Le comité de pilotage des Etats généraux de l'information (EGI) vient de livrer ses recommandations. Il propose notamment de réguler financièrement le pouvoir d'attraction des plateformes.
Les deux tiers des recettes publicitaires dirigés vers les acteurs du numérique en 2030, contre la moitié aujourd'hui : c'est la réalité que pointait l'Arcom en janvier dernier dans une étude PMP Strategy. Pour faire face à cette hémorragie de revenus (-800 millions d'euros au détriment des producteurs de contenus), les Etats généraux de l'information se sont penchés sur des solutions. Pour réorienter ces revenus de la publicité captés par le numérique, le groupe sur « l'avenir des médias d'information et du journalisme », présidé par Christopher Baldelli, PDG de Public Sénat, met dans la balance l'apport démocratique de medias d'information qui voient leur ressource principale « menacée ».
L'une des préconisations passe donc par l'exemplarité des entreprises qui doivent indiquer avec transparence, Etat compris, où elles allouent leurs budgets publicitaires. Une démarche qui pourrait être volontaire et marquer le soutien à une information de qualité en faveur de la démocratie, dans une approche très RSE. Pascal Ruffenach, PDG de Bayard et président du groupe « Citoyenneté, information et démocratie » évoque des incitations fiscales ou des labels de responsabilité qui favoriseraient les investissements vers des médias d'information. Céline Calvez, députée REN des Hauts-de-Seine, imagine déjà un index sur le modèle de l'égalité femmes/hommes prévoyant des bonus, voire des malus. « La puissance publique a intérêt à ce que les entreprises privées soit contributrices sans être ordonnatrices, qu'elles mettent au pot sans flécher leurs investissements vers tel ou tel média », dit-elle. Un statut de société à mission d'information pourrait être l'opportunité d'une refonte des aides à la presse.

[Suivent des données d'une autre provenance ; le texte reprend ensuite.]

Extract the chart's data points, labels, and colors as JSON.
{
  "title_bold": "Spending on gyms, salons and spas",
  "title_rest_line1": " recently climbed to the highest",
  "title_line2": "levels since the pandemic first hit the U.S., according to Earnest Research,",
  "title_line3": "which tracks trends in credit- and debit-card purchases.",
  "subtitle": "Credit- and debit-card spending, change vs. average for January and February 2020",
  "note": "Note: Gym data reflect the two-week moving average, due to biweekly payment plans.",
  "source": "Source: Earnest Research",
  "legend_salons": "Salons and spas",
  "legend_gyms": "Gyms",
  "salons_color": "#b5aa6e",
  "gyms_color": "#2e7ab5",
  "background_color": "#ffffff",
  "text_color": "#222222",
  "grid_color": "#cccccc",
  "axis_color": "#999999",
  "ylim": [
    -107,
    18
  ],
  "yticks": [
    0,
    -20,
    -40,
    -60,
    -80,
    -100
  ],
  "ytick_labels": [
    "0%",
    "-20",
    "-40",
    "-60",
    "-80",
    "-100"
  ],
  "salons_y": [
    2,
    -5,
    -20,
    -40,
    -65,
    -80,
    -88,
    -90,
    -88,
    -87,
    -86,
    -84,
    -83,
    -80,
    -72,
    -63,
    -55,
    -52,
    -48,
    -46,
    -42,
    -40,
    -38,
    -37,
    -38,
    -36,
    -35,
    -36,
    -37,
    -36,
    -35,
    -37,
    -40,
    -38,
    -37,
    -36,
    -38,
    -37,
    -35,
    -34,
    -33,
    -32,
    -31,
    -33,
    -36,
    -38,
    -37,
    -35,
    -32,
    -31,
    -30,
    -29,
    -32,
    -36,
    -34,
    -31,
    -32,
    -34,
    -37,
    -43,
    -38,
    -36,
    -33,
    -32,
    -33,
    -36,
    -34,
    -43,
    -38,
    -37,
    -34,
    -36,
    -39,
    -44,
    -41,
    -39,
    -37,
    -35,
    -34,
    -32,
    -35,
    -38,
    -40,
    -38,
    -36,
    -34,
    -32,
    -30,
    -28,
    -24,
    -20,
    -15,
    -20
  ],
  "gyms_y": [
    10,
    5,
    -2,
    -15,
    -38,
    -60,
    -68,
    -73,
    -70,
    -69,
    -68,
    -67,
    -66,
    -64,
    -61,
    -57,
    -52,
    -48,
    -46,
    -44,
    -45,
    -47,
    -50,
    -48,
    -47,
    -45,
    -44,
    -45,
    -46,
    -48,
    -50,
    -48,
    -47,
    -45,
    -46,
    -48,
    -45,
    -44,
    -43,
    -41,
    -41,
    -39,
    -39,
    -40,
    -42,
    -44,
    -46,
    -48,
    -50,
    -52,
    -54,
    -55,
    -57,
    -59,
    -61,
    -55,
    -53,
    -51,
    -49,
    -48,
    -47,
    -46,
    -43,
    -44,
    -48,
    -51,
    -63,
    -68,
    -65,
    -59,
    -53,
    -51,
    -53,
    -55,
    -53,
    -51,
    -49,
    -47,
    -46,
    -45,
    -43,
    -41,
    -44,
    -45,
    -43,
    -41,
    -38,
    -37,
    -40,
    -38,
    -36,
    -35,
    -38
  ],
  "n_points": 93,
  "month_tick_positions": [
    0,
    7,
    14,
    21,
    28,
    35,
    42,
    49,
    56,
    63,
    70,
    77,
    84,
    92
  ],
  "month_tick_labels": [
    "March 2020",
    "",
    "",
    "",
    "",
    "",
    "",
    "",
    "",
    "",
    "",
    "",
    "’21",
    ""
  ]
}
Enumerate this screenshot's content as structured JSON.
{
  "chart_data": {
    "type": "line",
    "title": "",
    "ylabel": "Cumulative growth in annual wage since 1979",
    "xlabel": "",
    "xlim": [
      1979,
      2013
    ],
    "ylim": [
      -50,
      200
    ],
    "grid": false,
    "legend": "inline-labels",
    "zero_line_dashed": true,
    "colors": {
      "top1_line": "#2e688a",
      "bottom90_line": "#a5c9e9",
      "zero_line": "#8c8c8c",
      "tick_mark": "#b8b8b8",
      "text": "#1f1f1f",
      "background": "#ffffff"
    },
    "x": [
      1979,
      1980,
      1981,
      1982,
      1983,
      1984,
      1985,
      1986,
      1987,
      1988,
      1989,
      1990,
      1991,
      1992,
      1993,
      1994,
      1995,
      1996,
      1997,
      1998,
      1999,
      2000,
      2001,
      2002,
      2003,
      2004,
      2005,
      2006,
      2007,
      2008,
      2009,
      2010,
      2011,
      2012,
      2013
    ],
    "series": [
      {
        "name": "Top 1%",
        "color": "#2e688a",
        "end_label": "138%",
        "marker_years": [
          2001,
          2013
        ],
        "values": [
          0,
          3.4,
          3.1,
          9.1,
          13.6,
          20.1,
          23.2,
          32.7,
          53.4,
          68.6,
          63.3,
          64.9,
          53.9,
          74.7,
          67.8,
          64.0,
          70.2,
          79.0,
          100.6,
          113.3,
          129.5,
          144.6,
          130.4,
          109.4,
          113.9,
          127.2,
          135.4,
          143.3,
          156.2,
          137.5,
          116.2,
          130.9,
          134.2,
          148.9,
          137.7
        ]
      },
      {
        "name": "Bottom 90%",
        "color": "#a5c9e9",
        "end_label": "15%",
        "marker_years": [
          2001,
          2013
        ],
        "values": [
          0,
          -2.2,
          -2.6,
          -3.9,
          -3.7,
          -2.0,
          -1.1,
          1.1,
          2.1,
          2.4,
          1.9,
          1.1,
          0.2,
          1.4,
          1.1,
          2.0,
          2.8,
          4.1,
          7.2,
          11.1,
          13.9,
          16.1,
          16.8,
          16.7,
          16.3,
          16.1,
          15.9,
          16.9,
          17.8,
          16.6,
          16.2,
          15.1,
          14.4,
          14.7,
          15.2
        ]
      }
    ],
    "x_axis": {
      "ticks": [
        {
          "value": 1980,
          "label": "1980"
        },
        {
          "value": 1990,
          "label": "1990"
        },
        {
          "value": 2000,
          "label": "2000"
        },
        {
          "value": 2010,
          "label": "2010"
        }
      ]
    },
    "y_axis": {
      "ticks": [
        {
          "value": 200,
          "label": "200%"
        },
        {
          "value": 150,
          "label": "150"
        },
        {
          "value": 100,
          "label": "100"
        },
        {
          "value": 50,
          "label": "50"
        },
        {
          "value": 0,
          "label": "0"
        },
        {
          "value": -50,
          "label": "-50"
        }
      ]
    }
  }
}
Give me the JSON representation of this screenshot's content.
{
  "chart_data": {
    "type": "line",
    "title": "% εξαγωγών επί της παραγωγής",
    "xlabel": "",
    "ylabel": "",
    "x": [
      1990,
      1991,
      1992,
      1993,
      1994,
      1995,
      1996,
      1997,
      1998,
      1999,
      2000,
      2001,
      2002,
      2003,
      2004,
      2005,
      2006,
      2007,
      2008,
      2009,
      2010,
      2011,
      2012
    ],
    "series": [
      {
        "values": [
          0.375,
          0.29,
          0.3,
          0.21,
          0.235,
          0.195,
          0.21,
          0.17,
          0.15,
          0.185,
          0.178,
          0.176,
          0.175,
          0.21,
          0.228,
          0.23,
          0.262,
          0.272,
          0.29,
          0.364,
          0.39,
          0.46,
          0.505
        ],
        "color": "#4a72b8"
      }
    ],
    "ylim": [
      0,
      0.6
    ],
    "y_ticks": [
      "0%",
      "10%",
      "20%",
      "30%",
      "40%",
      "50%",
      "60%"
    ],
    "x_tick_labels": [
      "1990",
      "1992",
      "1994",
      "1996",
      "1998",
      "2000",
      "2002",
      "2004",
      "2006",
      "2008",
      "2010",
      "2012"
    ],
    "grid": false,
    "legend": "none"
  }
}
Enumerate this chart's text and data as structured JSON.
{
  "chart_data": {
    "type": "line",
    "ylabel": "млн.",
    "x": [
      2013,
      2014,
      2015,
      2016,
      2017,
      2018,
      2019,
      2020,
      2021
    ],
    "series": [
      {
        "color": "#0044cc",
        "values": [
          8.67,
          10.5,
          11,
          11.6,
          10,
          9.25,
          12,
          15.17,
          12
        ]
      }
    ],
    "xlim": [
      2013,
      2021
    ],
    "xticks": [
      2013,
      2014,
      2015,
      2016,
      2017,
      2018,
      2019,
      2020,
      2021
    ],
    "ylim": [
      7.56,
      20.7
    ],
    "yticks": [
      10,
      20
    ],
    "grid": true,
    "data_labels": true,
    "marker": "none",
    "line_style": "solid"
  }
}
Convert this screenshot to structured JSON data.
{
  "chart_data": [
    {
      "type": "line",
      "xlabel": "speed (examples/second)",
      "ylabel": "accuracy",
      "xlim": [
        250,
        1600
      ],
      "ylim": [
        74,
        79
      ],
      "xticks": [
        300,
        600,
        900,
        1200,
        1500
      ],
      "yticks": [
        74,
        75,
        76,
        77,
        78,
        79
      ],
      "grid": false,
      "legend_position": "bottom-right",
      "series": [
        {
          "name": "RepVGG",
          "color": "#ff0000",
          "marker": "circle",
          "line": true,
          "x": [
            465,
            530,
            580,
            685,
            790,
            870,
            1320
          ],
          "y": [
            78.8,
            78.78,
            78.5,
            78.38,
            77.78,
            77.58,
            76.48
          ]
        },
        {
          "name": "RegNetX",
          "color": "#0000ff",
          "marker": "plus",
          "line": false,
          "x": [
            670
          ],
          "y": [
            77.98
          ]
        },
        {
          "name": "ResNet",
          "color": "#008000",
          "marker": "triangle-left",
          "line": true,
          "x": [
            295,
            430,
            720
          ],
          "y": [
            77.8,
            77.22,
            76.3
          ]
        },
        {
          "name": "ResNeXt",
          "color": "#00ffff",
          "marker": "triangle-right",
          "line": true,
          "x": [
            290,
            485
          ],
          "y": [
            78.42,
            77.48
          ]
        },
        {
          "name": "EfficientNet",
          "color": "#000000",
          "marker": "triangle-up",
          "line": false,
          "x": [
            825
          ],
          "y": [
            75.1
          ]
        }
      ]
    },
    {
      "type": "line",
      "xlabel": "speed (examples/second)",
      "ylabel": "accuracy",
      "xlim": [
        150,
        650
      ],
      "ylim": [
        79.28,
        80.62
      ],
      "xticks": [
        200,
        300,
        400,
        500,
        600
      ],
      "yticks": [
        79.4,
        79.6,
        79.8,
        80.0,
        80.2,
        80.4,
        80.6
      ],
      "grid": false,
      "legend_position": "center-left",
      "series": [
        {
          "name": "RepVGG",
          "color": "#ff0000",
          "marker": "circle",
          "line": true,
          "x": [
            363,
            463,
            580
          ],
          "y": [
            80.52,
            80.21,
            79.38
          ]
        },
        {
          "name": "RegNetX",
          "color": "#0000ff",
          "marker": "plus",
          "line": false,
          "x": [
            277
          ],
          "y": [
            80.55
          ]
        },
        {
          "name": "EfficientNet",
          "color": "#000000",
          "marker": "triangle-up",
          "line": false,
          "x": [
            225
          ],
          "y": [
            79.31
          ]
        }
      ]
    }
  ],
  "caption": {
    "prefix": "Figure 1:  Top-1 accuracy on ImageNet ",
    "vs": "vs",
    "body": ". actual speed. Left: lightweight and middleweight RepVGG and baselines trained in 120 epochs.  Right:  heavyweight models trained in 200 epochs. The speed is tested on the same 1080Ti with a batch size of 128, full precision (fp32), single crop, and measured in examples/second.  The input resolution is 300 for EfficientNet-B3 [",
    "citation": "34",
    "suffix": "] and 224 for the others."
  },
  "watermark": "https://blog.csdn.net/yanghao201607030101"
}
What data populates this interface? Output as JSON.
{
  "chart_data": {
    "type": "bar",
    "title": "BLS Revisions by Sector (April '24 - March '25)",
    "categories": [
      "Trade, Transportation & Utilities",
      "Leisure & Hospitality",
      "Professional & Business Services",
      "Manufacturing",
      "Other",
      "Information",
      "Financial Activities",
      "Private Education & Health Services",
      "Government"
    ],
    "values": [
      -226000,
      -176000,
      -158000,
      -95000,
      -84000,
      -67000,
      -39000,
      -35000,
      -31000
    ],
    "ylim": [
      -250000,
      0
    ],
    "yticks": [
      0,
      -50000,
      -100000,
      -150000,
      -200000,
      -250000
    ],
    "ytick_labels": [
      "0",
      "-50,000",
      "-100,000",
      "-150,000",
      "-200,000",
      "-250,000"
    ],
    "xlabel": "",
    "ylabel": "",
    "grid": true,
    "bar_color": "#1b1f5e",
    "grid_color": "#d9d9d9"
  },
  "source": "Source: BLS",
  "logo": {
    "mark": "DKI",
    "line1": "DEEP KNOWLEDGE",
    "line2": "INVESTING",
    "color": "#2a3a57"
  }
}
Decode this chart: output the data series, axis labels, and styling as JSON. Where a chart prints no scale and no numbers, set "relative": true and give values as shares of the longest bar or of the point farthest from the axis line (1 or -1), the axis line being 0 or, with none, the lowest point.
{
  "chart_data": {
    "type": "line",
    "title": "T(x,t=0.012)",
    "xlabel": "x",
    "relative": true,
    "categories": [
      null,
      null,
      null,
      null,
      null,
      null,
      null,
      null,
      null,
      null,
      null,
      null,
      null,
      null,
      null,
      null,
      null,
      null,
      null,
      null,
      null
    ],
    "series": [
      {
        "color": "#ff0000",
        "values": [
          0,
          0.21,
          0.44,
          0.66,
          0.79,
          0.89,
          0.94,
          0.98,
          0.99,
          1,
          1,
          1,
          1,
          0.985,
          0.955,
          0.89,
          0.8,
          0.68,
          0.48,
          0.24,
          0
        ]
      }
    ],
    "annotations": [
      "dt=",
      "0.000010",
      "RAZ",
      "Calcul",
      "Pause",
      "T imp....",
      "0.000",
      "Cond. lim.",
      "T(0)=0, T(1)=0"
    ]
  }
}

Mais le rééquilibrage en faveur de l'info est avant tout une affaire d'algorithme. C'est d'ailleurs ce qui a poussé Thibault Bruttin, directeur général de RSF, à parler à propos des EGI de « socle solide pour construire l’avenir du journalisme en France », même s'il regrette des « impasses » ou des « frilosités », en particulier sur le droit d'agrément des directeurs par leur rédaction, sacrifié sur l'autel de la liberté d'entreprendre. Mais RSF soutient des propositions permettant de lutter contre la désinformation parce qu'elles vont dans le sens d'un « pluralisme des algorithmes » et en même temps d'une certification comme d'une promotion d'une information fiable sur les plateformes, dans la droite ligne de la Journalism Trust Initiative chère à Christophe Deloire. Aux annonceurs et à leurs agences d'orienter leurs investissements en fonction d'un tel label.
De même, le rapport préconise une « contribution obligatoire sur la publicité digitale » qui viendrait se substituer à la taxe sur les services numériques (3% du CA numérique en France), une fois remplacée par le prélèvement international discuté dans le cadre de l'OCDE. Une nouvelle taxe sur les Gafam - l'actuelle rapporte 800 millions d'euros - viendrait soutenir le modèle des médias traditionnels par la redistribution des revenus publicitaires. Enfin, il est recommandé de mettre fin à une intermédiation publicitaire en ligne à leur profit des grandes plateformes (Google, Meta), via l'ouverture à la concurrence des adtech, comme le prévoit le DMA. Bruno Patino, président des EGI, appelle à un droit de suite auprès des pouvoirs publics.